Neanche il tempo di disfare le valigie che già devo pensare a quelle per il nostro rientro in Italia, che avverrà tra circa una settimana. Sarà una settimana frenetica, con degli addii che spero di trasformare in più semplici, e a me congeniali, arrivederci.
Durante il viaggio in aereo di ritorno a Montréal ripensavo alla nostra vacanza, ecco alcune delle mie riflessioni.
1. Alle Bermuda abbiamo affittato una casetta verde, al nostro arrivo Tracy, la padrona di casa, bermudiana dalla pelle color ebano e dal sorriso da far invidia alla pubblicità della Durbans, ci chiede come mai la nostra prenotazione arrivi dal Canada se noi siamo italiani. E valle a spiegare tutti i nostri retroscena da expat… La villa si trova nella zona di Warwick vicino all’omonima spiaggia, a dividerla con noi 10 ragazzi americani, nostri coetanei, in viaggio per presenziare ad un matrimonio. Incrocio di vite e culture diverse per 5 giorni che convivono insieme come sospesi in un limbo in attesa di rientrare nelle loro vite reali. Anche da loro arriva la fatidica domanda:” Where’re you from?”. House ed io rispondiamo all’unisono, una “Italia!” e l’altro “Canada!” tanto per dimostrare che siamo due persone con le idee chiare e per non creare confusione. In spiaggia chiacchieriamo con due ragazzi del SudAfrica, in autobus con giapponesi e norvegesi. Un miscuglio di genti e lingue, ingredienti ideali per un’insalata russa. Con il passare dei giorni le origini iniziano a non avere più importanza, tutto il mondo diventa paese.

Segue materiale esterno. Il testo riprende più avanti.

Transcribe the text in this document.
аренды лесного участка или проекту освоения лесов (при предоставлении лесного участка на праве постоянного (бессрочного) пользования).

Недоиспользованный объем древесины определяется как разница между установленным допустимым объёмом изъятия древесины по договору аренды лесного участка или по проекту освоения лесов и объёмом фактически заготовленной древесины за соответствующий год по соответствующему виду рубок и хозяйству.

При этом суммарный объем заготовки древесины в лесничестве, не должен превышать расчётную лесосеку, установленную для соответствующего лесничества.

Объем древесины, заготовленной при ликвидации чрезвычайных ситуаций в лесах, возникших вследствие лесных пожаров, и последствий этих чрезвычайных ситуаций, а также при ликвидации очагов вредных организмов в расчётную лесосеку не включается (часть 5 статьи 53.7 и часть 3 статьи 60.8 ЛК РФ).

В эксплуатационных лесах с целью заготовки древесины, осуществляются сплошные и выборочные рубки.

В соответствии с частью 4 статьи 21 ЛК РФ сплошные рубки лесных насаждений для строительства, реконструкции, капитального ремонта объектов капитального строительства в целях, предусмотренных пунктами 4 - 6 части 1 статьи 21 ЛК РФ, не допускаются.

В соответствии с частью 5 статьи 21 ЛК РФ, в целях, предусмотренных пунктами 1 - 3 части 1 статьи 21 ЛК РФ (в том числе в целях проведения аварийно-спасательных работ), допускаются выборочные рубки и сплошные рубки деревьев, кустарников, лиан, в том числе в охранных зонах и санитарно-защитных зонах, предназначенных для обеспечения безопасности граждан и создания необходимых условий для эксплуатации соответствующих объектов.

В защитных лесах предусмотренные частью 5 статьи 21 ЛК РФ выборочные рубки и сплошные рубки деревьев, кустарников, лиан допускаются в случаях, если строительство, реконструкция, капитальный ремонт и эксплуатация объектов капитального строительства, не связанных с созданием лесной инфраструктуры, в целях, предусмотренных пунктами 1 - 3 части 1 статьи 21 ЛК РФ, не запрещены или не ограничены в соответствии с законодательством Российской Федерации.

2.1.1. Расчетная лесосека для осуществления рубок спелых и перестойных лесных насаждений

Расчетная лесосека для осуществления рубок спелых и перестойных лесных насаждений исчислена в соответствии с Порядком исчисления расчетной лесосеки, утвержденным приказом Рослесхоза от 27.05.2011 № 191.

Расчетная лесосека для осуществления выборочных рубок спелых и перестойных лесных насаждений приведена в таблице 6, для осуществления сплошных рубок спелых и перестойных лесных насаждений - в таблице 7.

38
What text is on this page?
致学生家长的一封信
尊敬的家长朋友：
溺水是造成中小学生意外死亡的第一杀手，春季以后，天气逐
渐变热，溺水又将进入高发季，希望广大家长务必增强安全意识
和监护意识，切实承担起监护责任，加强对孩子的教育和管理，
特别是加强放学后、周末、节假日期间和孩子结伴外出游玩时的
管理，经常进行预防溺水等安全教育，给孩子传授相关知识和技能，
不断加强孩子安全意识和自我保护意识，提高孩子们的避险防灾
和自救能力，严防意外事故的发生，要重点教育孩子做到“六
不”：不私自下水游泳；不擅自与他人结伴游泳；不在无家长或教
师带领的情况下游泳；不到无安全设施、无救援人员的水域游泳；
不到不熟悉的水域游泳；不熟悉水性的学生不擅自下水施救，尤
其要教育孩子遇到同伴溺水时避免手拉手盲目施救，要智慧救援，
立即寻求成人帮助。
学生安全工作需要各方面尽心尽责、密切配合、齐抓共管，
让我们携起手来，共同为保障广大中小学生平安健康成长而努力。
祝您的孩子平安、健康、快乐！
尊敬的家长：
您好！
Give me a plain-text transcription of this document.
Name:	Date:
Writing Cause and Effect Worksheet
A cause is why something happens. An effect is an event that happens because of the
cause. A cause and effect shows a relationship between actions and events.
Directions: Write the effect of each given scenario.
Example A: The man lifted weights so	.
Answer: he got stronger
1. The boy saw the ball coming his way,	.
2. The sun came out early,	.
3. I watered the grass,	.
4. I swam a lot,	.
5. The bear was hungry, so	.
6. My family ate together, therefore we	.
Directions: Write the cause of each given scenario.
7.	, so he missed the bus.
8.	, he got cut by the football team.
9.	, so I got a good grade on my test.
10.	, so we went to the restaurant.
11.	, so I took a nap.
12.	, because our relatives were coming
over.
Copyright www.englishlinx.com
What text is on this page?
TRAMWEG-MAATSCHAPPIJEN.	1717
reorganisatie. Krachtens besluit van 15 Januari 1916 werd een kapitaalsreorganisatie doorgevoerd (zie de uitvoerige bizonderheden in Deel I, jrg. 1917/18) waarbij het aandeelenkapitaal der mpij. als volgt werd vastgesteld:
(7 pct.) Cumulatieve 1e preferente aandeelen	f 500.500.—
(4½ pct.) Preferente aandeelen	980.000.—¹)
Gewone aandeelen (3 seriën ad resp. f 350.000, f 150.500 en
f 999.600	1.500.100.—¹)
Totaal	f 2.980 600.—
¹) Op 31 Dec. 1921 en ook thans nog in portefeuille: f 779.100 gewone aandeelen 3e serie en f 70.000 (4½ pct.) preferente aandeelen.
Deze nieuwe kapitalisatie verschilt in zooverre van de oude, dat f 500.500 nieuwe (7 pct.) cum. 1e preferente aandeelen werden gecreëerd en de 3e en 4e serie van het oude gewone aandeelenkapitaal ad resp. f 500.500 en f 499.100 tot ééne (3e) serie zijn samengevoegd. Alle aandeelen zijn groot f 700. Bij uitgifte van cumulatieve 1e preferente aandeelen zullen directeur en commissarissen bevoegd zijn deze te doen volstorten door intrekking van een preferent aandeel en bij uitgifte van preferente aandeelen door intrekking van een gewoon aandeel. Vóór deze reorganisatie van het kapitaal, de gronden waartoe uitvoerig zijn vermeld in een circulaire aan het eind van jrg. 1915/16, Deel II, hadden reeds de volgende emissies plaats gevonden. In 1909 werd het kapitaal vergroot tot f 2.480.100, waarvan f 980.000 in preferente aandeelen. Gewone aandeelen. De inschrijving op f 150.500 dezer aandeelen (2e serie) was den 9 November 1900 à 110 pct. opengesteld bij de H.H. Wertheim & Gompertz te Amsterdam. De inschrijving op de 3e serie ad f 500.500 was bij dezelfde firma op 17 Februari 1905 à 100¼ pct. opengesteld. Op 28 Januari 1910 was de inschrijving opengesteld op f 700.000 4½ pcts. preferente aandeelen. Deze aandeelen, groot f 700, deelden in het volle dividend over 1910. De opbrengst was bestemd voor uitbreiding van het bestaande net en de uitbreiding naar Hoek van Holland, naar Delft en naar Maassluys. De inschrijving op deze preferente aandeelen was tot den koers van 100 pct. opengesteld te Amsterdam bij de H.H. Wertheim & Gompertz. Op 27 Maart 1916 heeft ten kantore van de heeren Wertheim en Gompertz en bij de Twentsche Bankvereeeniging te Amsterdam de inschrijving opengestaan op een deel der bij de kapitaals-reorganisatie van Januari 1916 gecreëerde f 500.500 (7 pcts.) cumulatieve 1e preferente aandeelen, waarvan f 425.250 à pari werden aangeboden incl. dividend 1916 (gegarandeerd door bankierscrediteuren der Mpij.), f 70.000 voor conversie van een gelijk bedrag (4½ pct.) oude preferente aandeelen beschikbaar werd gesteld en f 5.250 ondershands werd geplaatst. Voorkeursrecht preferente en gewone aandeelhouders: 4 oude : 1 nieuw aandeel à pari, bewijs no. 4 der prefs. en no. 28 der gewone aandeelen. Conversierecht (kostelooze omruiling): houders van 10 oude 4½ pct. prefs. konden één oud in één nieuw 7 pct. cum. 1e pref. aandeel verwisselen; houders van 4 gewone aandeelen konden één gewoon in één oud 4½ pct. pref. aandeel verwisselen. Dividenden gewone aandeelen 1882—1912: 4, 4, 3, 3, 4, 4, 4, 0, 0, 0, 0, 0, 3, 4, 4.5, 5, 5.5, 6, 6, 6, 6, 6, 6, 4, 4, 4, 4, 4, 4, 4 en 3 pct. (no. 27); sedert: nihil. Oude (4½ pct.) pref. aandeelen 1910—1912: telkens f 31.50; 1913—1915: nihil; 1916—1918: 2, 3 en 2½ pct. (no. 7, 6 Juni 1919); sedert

2. In Canada parliamo francese, in casa italiano, alle Bermuda inglese. Italiano, francese, inglese. Il nano è circondato da persone che gli parlano in lingue diverse. Lui ascolta, sorride e non parla. O è indeciso su che lingua utilizzare, o gli stiamo creando una gran confusione in testa e parlerà solo verso i 18 anni. Amen, mi piacciono le persone che parlano poco, ma inizio ad aver voglia di sentirmi chiamare per la prima volta “mamma”. O mother, o mum. O mamam. A scelta. Ma per semplificare le cose al mondo non si potrebbe parlare tutti un’unica lingua globale? Una lingua “GLOBAL” appunto, un fritto misto di vari termini presi da ogni lingua fusi insieme e tanti saluti ai confini ed ai conflitti linguistici. Ciao! Je m’apelle Alessia, I’m from Italy y tengo hambre. Auf widersehen.
3. Il volo aereo per le Bermuda non è diretto, abbiamo effettuato uno scalo a Toronto. Qui al nostro rientro in terra canadese abbiamo passato i vari controlli doganali. Una volta controllati i passaporti, i visti e risposto alle solite domande (da dove venite, perché siete in Canada etc.) l’ufficiale, si dirà così poi? Insomma il tipo della dogana stabilito che i nostri documenti fossero in regola ci ha salutato con un “Welcome back guys!”. Ora nella sua assoluta semplicità questa frase mi ha fatto piacere e riflettere. E’ un’uscita gentile e simpatica, che sottolinea anche un certo senso di appartenenza alla propria nazione. L’attaccamento alla bandiera è molto sentito in Canada. E il nostro senso di patriottismo dove è finito? (mondiali di calcio a parte). Come ho detto tra una settimana rientrerò in Italia, sono curiosa di sentire cosa mi dirà il doganiere in madrepatria, ma di solito non parlano, ringhiano un “Buongiorno” scazzato.
Ok ho fatto confusione, ma i pensieri mi si sono accavallati in testa così, tra un vuoto d’aria e l’altro.